Terminou pedindo a revogação da sentença recorrida e a sua substituição por outra que mantendo a condenação do arguido pelo ilícito apontado, condene todavia a seguradora a solver à demandante a totalidade da quantia ressarcitória por si peticionada.

(a demandada) 1.2.12. O arguido conduzia desatento vindo a embater com a parte frontal do veículo no peão (ora ofendida) que se encontrava sensivelmente a meio da hemi-faixa de rodagem atento o sentido rotunda BP – centro de Cantanhede. Por seu turno o peão tendo efectuado a travessia da via cerca de um metro após (considerando o sentindo rotunda da BP - centro de Cantanhede) aquela passagem para peões, caminhava distraída e a mexer na sua carteira, tendo iniciado a travessia fora da passadeira e sem previamente ter olhado para ambos os lados da estrada e verificado a existência ou não de circulação automóvel.

1.2.13. O condutor do veículo segurado na demandada deixou um rasto de travagem de 18,50 metros. No entanto, o peão estava desatento e não verificou o trânsito que circulava na via que se preparava para atravessar, tendo iniciado a sua travessia fora da passagem de peões.

1.2.14. Consequentemente, por se apresentar repentinamente na faixa de rodagem, o condutor do veículo seguro não logrou evitar o embate e viu-se obrigado a recorrer a uma travagem urgente.

1.2.15. A demandante atravessou a faixa de circulação porque estava desatenta ao trânsito que se fazia sentir, e dessa forma a sua conduta temerária também determinou o sinistro ocorrido.

1.2.16. Dispõe o artigo 101.º, n.º 1, do Código da Estrada, que «Os peões não podem atravessar a faixa de rodagem sem previamente se certificarem que, tendo em conta a distância que os separa dos veículos que nela transitam e a respectiva velocidade, o podem fazer sem perigo de acidente.» 1.2.17. Sendo certo que «Os peões só podem atravessar a faixa de rodagem nas passagens especialmente sinalizadas para esse efeito», nos termos do n.º 3 do mesmo normativo.

1.2.18. Na concorrência de culpas entre as condutas assumidas pelo arguido e pela demandante, não pode fazer-se a respectiva repartição tal como na sentença recorrida de 80% para o primeiro e de 20% para a segunda.

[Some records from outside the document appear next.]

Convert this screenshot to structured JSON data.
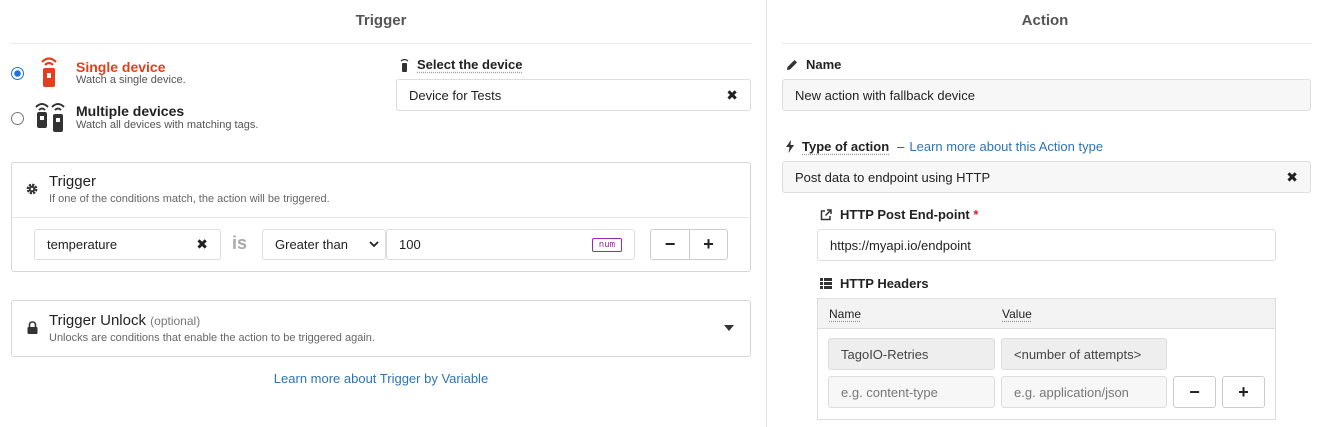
{
  "trigger": {
    "title": "Trigger",
    "single_label": "Single device",
    "single_desc": "Watch a single device.",
    "multiple_label": "Multiple devices",
    "multiple_desc": "Watch all devices with matching tags.",
    "select_device_label": "Select the device",
    "device_value": "Device for Tests",
    "section_title": "Trigger",
    "section_desc": "If one of the conditions match, the action will be triggered.",
    "variable_value": "temperature",
    "is_label": "is",
    "condition_value": "Greater than",
    "value_input": "100",
    "value_type": "num",
    "unlock_title": "Trigger Unlock",
    "unlock_optional": "(optional)",
    "unlock_desc": "Unlocks are conditions that enable the action to be triggered again.",
    "learn_more": "Learn more about Trigger by Variable",
    "accent_color": "#e0401c"
  },
  "action": {
    "title": "Action",
    "name_label": "Name",
    "name_value": "New action with fallback device",
    "type_label": "Type of action",
    "type_dash": "–",
    "type_link": "Learn more about this Action type",
    "type_value": "Post data to endpoint using HTTP",
    "endpoint_label": "HTTP Post End-point",
    "required_mark": "*",
    "endpoint_value": "https://myapi.io/endpoint",
    "headers_label": "HTTP Headers",
    "headers_col_name": "Name",
    "headers_col_value": "Value",
    "header_row_name": "TagoIO-Retries",
    "header_row_value": "<number of attempts>",
    "new_name_placeholder": "e.g. content-type",
    "new_value_placeholder": "e.g. application/json"
  }
}
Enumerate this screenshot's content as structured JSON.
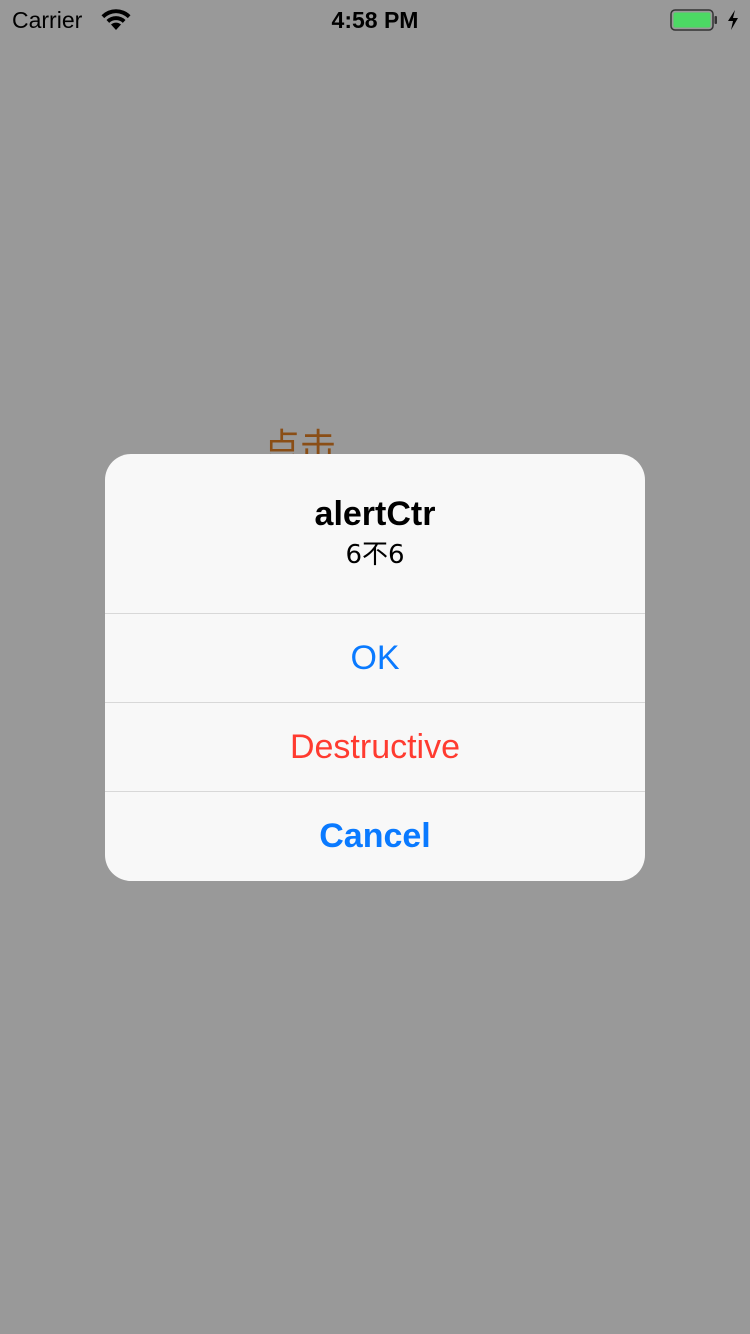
{
  "status_bar": {
    "carrier": "Carrier",
    "time": "4:58 PM",
    "battery_color": "#4cd964"
  },
  "background": {
    "button_label": "点击",
    "button_color": "#8a4e16"
  },
  "alert": {
    "title": "alertCtr",
    "message": "6不6",
    "actions": [
      {
        "label": "OK",
        "style": "default",
        "color": "#0a7aff"
      },
      {
        "label": "Destructive",
        "style": "destructive",
        "color": "#ff3b30"
      },
      {
        "label": "Cancel",
        "style": "cancel",
        "color": "#0a7aff"
      }
    ]
  }
}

1.2.19. Pois que a última agiu com negligência e imprudência ao iniciar a travessia da via de forma desatenta e sem verificar o trânsito que existia na mesma, contribuindo, decisivamente, para a eclosão do sinistro.

1.2.20. A quantia arbitrada na decisão recorrida para ressarcimento dos danos não patrimoniais da demandante mostra-se excessiva e desajustada face aos critérios jurisprudenciais correntes de equidade e às circunstâncias do caso concreto.

1.2.21. Porquanto desajustado ao consignado no artigo 496.º, n.º 1, do Código Civil que determina: «Na fixação da indemnização deve atender-se aos danos não patrimoniais que, pela sua gravidade», aferida em termos objectivos, «mereçam a tutela do direito.» 1.2.22. Acresce estar obrigado o tribunal – caso um facto culposo do lesado haja concorrido para a produção do dano, como sucedeu –, a, tendo por base a gravidade das culpas de ambas as partes e as consequências que delas resultam, apurar se a indemnização deve ser totalmente concedida, reduzida ou excluída – artigo 570.º, n.º 1 do Código Civil –. Operação a dever fazer-se, in casu, por forma distinta e penalizando em maior grau a lesada.

Terminou pedindo a fixação de um montante indemnizatório, pelo dano não patrimonial, mais equitativo, isto é, reduzido à proporção da culpabilidade do condutor do veículo seguro e à culpa da demandante.

1.3. Notificados para tanto, ambos os sujeitos processuais visados responderam às impugnações apresentadas, sustentando os seus improvimentos.